ABSTRACT

As demonstrated throughout the previous chapters, the development of transgenic plants offers a powerful and attractive new method for managing insect pests. From an environmental standpoint, transgenic crops have clear advantages over the pesticides they could replace (Roush, 1994). However, transgenic crops seem now in 1996 to be at a stage of development rather similar to that of synthetic insecticides in the late 1940s, shortly after the first uses of DOT on crops. Throughout the late 1940s, there was great enthusiasm for the new and stunningly effective insecticides, but there were already a few cases where insects had evolved resistance to DDT after only a few years of use (Metcalf, 1980). Insecticide resistance had been raised as a concern more than 30 years earlier (Melander, 1914), but even through the mid-1950s, relatively few people considered resistance to be a serious threat to control of any pest.
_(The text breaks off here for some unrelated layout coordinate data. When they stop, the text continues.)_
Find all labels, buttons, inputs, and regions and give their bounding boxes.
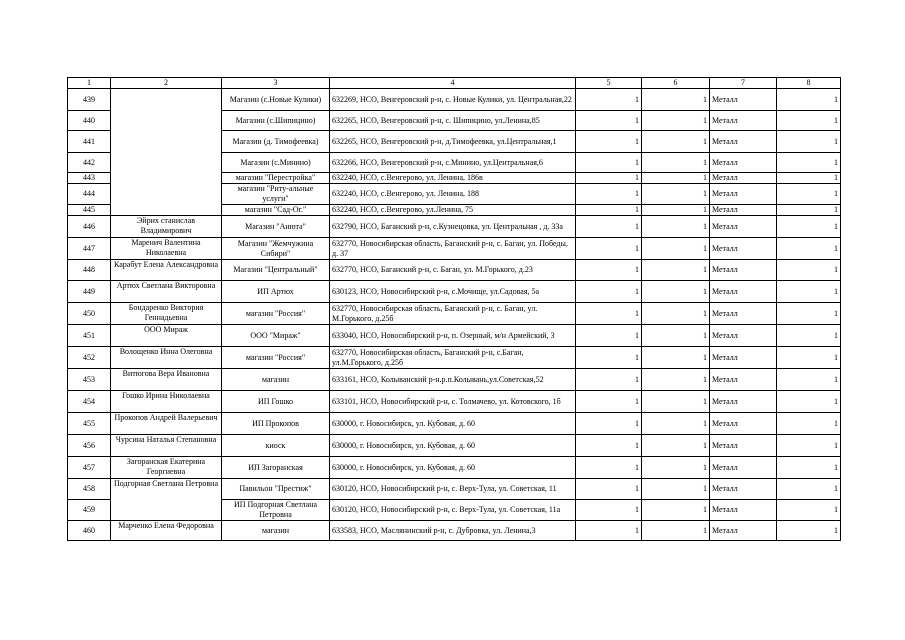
count-cell: 1 — [642, 111, 710, 131]
object-cell: ИП Прокопов — [222, 413, 330, 435]
table-row — [68, 260, 841, 281]
material-cell: Металл — [710, 303, 777, 325]
row-number-cell: 454 — [68, 391, 111, 413]
material-cell: Металл — [710, 260, 777, 281]
count-cell: 1 — [777, 303, 841, 325]
header-cell: 4 — [330, 78, 576, 89]
table-row — [68, 238, 841, 260]
object-cell: Павильон "Престиж" — [222, 479, 330, 500]
count-cell: 1 — [642, 479, 710, 500]
owner-cell: Маренич Валентина Николаевна — [111, 238, 222, 260]
material-cell: Металл — [710, 153, 777, 173]
count-cell: 1 — [777, 369, 841, 391]
count-cell: 1 — [777, 184, 841, 205]
count-cell: 1 — [642, 325, 710, 347]
material-cell: Металл — [710, 131, 777, 153]
count-cell: 1 — [777, 111, 841, 131]
owner-cell: Гошко Ирина Николаевна — [111, 391, 222, 413]
object-cell: магазин "Перестройка" — [222, 173, 330, 184]
material-cell: Металл — [710, 173, 777, 184]
address-cell: 633040, НСО, Новосибирский р-н, п. Озерный, м/н Армейский, 3 — [330, 325, 576, 347]
address-cell: 630123, НСО, Новосибирский р-н, с.Мочище, ул.Садовая, 5а — [330, 281, 576, 303]
row-number-cell: 459 — [68, 500, 111, 521]
address-cell: 632770, Новосибирская область, Баганский р-н, с.Баган, ул.М.Горького, д.25б — [330, 347, 576, 369]
count-cell: 1 — [642, 457, 710, 479]
count-cell: 1 — [576, 281, 642, 303]
row-number-cell: 452 — [68, 347, 111, 369]
count-cell: 1 — [642, 205, 710, 216]
owner-cell: Артюх Светлана Викторовна — [111, 281, 222, 303]
header-cell: 1 — [68, 78, 111, 89]
table-row — [68, 457, 841, 479]
count-cell: 1 — [777, 153, 841, 173]
count-cell: 1 — [642, 521, 710, 541]
object-cell: магазин "Сад-Ог." — [222, 205, 330, 216]
count-cell: 1 — [642, 89, 710, 111]
material-cell: Металл — [710, 281, 777, 303]
count-cell: 1 — [576, 369, 642, 391]
table-row — [68, 216, 841, 238]
material-cell: Металл — [710, 347, 777, 369]
count-cell: 1 — [777, 391, 841, 413]
count-cell: 1 — [576, 173, 642, 184]
count-cell: 1 — [777, 238, 841, 260]
material-cell: Металл — [710, 216, 777, 238]
count-cell: 1 — [777, 479, 841, 500]
address-cell: 632770, Новосибирская область, Баганский р-н, с. Баган, ул. М.Горького, д.25б — [330, 303, 576, 325]
row-number-cell: 458 — [68, 479, 111, 500]
row-number-cell: 445 — [68, 205, 111, 216]
table-row — [68, 89, 841, 111]
address-cell: 632240, НСО, с.Венгерово, ул.Ленина, 75 — [330, 205, 576, 216]
count-cell: 1 — [777, 347, 841, 369]
owner-cell: Загоранская Екатерина Георгиевна — [111, 457, 222, 479]
count-cell: 1 — [777, 435, 841, 457]
owner-cell: Эйрих станислав Владимирович — [111, 216, 222, 238]
address-cell: 630120, НСО, Новосибирский р-н, с. Верх-Тула, ул. Советская, 11 — [330, 479, 576, 500]
object-cell: магазин "Россия" — [222, 347, 330, 369]
row-number-cell: 447 — [68, 238, 111, 260]
count-cell: 1 — [576, 89, 642, 111]
count-cell: 1 — [777, 521, 841, 541]
count-cell: 1 — [576, 435, 642, 457]
owner-cell: Подгорная Светлана Петровна — [111, 479, 222, 521]
count-cell: 1 — [642, 391, 710, 413]
table-row — [68, 325, 841, 347]
material-cell: Металл — [710, 479, 777, 500]
object-cell: магазин "Россия" — [222, 303, 330, 325]
count-cell: 1 — [642, 153, 710, 173]
address-cell: 632265, НСО, Венгеровский р-н, с. Шипицино, ул.Ленина,85 — [330, 111, 576, 131]
count-cell: 1 — [642, 238, 710, 260]
owner-cell: Бондаренко Виктория Геннадьевна — [111, 303, 222, 325]
table-row — [68, 281, 841, 303]
row-number-cell: 444 — [68, 184, 111, 205]
address-cell: 632240, НСО, с.Венгерово, ул. Ленина, 186в — [330, 173, 576, 184]
owner-cell: Волощенко Инна Олеговна — [111, 347, 222, 369]
row-number-cell: 451 — [68, 325, 111, 347]
address-cell: 630000, г. Новосибирск, ул. Кубовая, д. 60 — [330, 413, 576, 435]
address-cell: 632790, НСО, Баганский р-н, с.Кузнецовка, ул. Центральная , д. 33а — [330, 216, 576, 238]
count-cell: 1 — [576, 184, 642, 205]
header-cell: 5 — [576, 78, 642, 89]
object-cell: ИП Гошко — [222, 391, 330, 413]
count-cell: 1 — [642, 303, 710, 325]
material-cell: Металл — [710, 500, 777, 521]
material-cell: Металл — [710, 184, 777, 205]
header-cell: 8 — [777, 78, 841, 89]
count-cell: 1 — [576, 260, 642, 281]
material-cell: Металл — [710, 413, 777, 435]
count-cell: 1 — [642, 413, 710, 435]
address-cell: 632770, Новосибирская область, Баганский р-н, с. Баган, ул. Победы, д. 37 — [330, 238, 576, 260]
object-cell: Магазин "Центральный" — [222, 260, 330, 281]
count-cell: 1 — [777, 131, 841, 153]
header-cell: 3 — [222, 78, 330, 89]
row-number-cell: 446 — [68, 216, 111, 238]
count-cell: 1 — [576, 521, 642, 541]
object-cell: киоск — [222, 435, 330, 457]
count-cell: 1 — [642, 500, 710, 521]
material-cell: Металл — [710, 89, 777, 111]
owner-cell: Чурсина Наталья Степановна — [111, 435, 222, 457]
object-cell: ИП Артюх — [222, 281, 330, 303]
count-cell: 1 — [576, 391, 642, 413]
row-number-cell: 460 — [68, 521, 111, 541]
row-number-cell: 449 — [68, 281, 111, 303]
count-cell: 1 — [777, 281, 841, 303]
count-cell: 1 — [576, 347, 642, 369]
count-cell: 1 — [777, 457, 841, 479]
table-row — [68, 413, 841, 435]
object-cell: ИП Загоранская — [222, 457, 330, 479]
count-cell: 1 — [642, 173, 710, 184]
material-cell: Металл — [710, 435, 777, 457]
count-cell: 1 — [777, 325, 841, 347]
address-cell: 633583, НСО, Маслянинский р-н, с. Дубровка, ул. Ленина,3 — [330, 521, 576, 541]
row-number-cell: 456 — [68, 435, 111, 457]
address-cell: 633101, НСО, Новосибирский р-н, с. Толмачево, ул. Котовского, 1б — [330, 391, 576, 413]
count-cell: 1 — [777, 413, 841, 435]
header-cell: 6 — [642, 78, 710, 89]
material-cell: Металл — [710, 205, 777, 216]
row-number-cell: 455 — [68, 413, 111, 435]
owner-cell: Марченко Елена Федоровна — [111, 521, 222, 541]
object-cell: Магазин "Жемчужина Сибири" — [222, 238, 330, 260]
count-cell: 1 — [642, 435, 710, 457]
count-cell: 1 — [576, 205, 642, 216]
count-cell: 1 — [777, 500, 841, 521]
count-cell: 1 — [576, 131, 642, 153]
count-cell: 1 — [576, 153, 642, 173]
object-cell: ИП Подгорная Светлана Петровна — [222, 500, 330, 521]
object-cell: Магазин (с.Новые Кулики) — [222, 89, 330, 111]
owner-cell: Карабут Елена Александровна — [111, 260, 222, 281]
owner-cell — [111, 89, 222, 216]
material-cell: Металл — [710, 369, 777, 391]
material-cell: Металл — [710, 111, 777, 131]
address-cell: 632770, НСО, Баганский р-н, с. Баган, ул. М.Горького, д.23 — [330, 260, 576, 281]
material-cell: Металл — [710, 238, 777, 260]
row-number-cell: 439 — [68, 89, 111, 111]
row-number-cell: 453 — [68, 369, 111, 391]
count-cell: 1 — [642, 260, 710, 281]
count-cell: 1 — [576, 457, 642, 479]
table-row — [68, 479, 841, 500]
count-cell: 1 — [576, 479, 642, 500]
material-cell: Металл — [710, 457, 777, 479]
object-cell: Магазин (с.Минино) — [222, 153, 330, 173]
count-cell: 1 — [777, 205, 841, 216]
address-cell: 630120, НСО, Новосибирский р-н, с. Верх-Тула, ул. Советская, 11а — [330, 500, 576, 521]
material-cell: Металл — [710, 391, 777, 413]
table-row — [68, 391, 841, 413]
row-number-cell: 442 — [68, 153, 111, 173]
count-cell: 1 — [642, 281, 710, 303]
address-cell: 632240, НСО, с.Венгерово, ул. Ленина, 188 — [330, 184, 576, 205]
count-cell: 1 — [777, 173, 841, 184]
count-cell: 1 — [642, 216, 710, 238]
count-cell: 1 — [777, 216, 841, 238]
count-cell: 1 — [576, 216, 642, 238]
count-cell: 1 — [576, 238, 642, 260]
address-cell: 632266, НСО, Венгеровский р-н, с.Минино, ул.Центральная,6 — [330, 153, 576, 173]
table-row — [68, 347, 841, 369]
object-cell: магазин — [222, 369, 330, 391]
header-row — [68, 78, 841, 89]
count-cell: 1 — [576, 413, 642, 435]
row-number-cell: 443 — [68, 173, 111, 184]
count-cell: 1 — [642, 369, 710, 391]
address-cell: 632269, НСО, Венгеровский р-н, с. Новые Кулики, ул. Центральная,22 — [330, 89, 576, 111]
row-number-cell: 448 — [68, 260, 111, 281]
count-cell: 1 — [777, 260, 841, 281]
object-cell: Магазин "Анюта" — [222, 216, 330, 238]
object-cell: магазин — [222, 521, 330, 541]
owner-cell: Витюгова Вера Ивановна — [111, 369, 222, 391]
owner-cell: ООО Мираж — [111, 325, 222, 347]
row-number-cell: 441 — [68, 131, 111, 153]
header-cell: 2 — [111, 78, 222, 89]
object-cell: Магазин (д. Тимофеевка) — [222, 131, 330, 153]
address-cell: 632265, НСО, Венгеровский р-н, д.Тимофеевка, ул.Центральная,1 — [330, 131, 576, 153]
count-cell: 1 — [576, 111, 642, 131]
header-cell: 7 — [710, 78, 777, 89]
row-number-cell: 457 — [68, 457, 111, 479]
address-cell: 630000, г. Новосибирск, ул. Кубовая, д. 60 — [330, 435, 576, 457]
row-number-cell: 440 — [68, 111, 111, 131]
count-cell: 1 — [642, 347, 710, 369]
material-cell: Металл — [710, 521, 777, 541]
table-row — [68, 369, 841, 391]
material-cell: Металл — [710, 325, 777, 347]
address-cell: 633161, НСО, Колыванский р-н.р.п.Колывань,ул.Советская,52 — [330, 369, 576, 391]
address-cell: 630000, г. Новосибирск, ул. Кубовая, д. 60 — [330, 457, 576, 479]
object-cell: Магазин (с.Шипицино) — [222, 111, 330, 131]
object-cell: ООО "Мираж" — [222, 325, 330, 347]
count-cell: 1 — [576, 325, 642, 347]
count-cell: 1 — [576, 303, 642, 325]
table-row — [68, 303, 841, 325]
table-row — [68, 521, 841, 541]
owner-cell: Прокопов Андрей Валерьевич — [111, 413, 222, 435]
row-number-cell: 450 — [68, 303, 111, 325]
count-cell: 1 — [777, 89, 841, 111]
count-cell: 1 — [642, 131, 710, 153]
data-table — [67, 77, 841, 541]
table-row — [68, 435, 841, 457]
count-cell: 1 — [576, 500, 642, 521]
object-cell: магазин "Риту-альные услуги" — [222, 184, 330, 205]
count-cell: 1 — [642, 184, 710, 205]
In those heydays of pesticide discovery, the general attitude seemed to be that resistance could be overcome by ever newer pesticides. However, by the 1970s, it had become very clear that at least some major pests were evolving resistance faster than new and environmentally acceptable insecticides could be discovered and brought to market (Georghiou, 1986; Metcalf, 1980). It is noteworthy that two of the first three Bacillus thuringiensis transgenic crops registered in the USA, cotton and potatoes, are targeted at markets essentially created by the recurrent evolution of resistance to insecticides in the pink bollworm (Pectinophora gossypiella), two cotton bollworms (Heliothis virescens and Helicoverpa armigera), and the Colorado potato beetle (Leptinotarsa decemlineata).